Lifestyle Intervention Improves Fitness Independent of Metformin in Obese Adolescents
Medicine and Science in Sports and Exercise,  Clinical Article

Rynders C et al. - Metformin did not provide benefits above lifestyle modification for improving cardiorespiratory fitness (CRF) in obese adolescents. Improvements in V'O2max seem to be associated with more favorable metabolic outcomes.

  • Sixteen obese pubertal adolescents between the ages of 10 and 17 were randomized into a structured lifestyle program consisting of DE or DE plus metformin.
  • Subjects performed aerobic and resistance exercise 3 d.wk-1, 30 min per session.
  • Cycle ergometer maximal oxygen consumption (V’O2max), body composition, blood markers (glucose, insulin, homeostatic model assessment–insulin resistance, interleukin-6, hsCRP), and intrahepatic fat were measured at baseline and 6 months.

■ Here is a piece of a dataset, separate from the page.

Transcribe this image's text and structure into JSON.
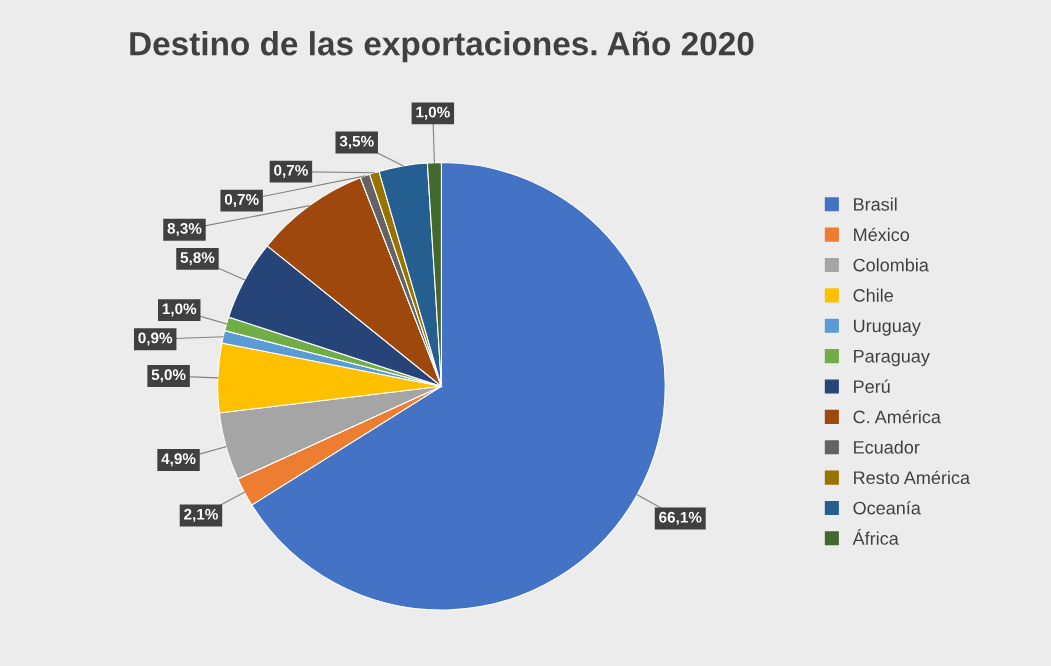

  • In the cohort, as whole-body weight decreased by 4.0% (P = 0.009), body mass index decreased by 4.9% (P = 0.003), percent body fat decreased by 8.8% (P < 0.001), and V’O2max improved in 10 of 16 subjects.
  • The addition of metformin provided no further effect on body composition, CRF, or inflammatory factors.
  • More favorable changes in adiposity, adiponectin, and a trend toward blood glucose and interleukin-6 concentrations (P = 0.07) were observed in subjects who increased V'O2max at 6 months (n = 10) compared with no change in these variables in those who did not improve V'O2max.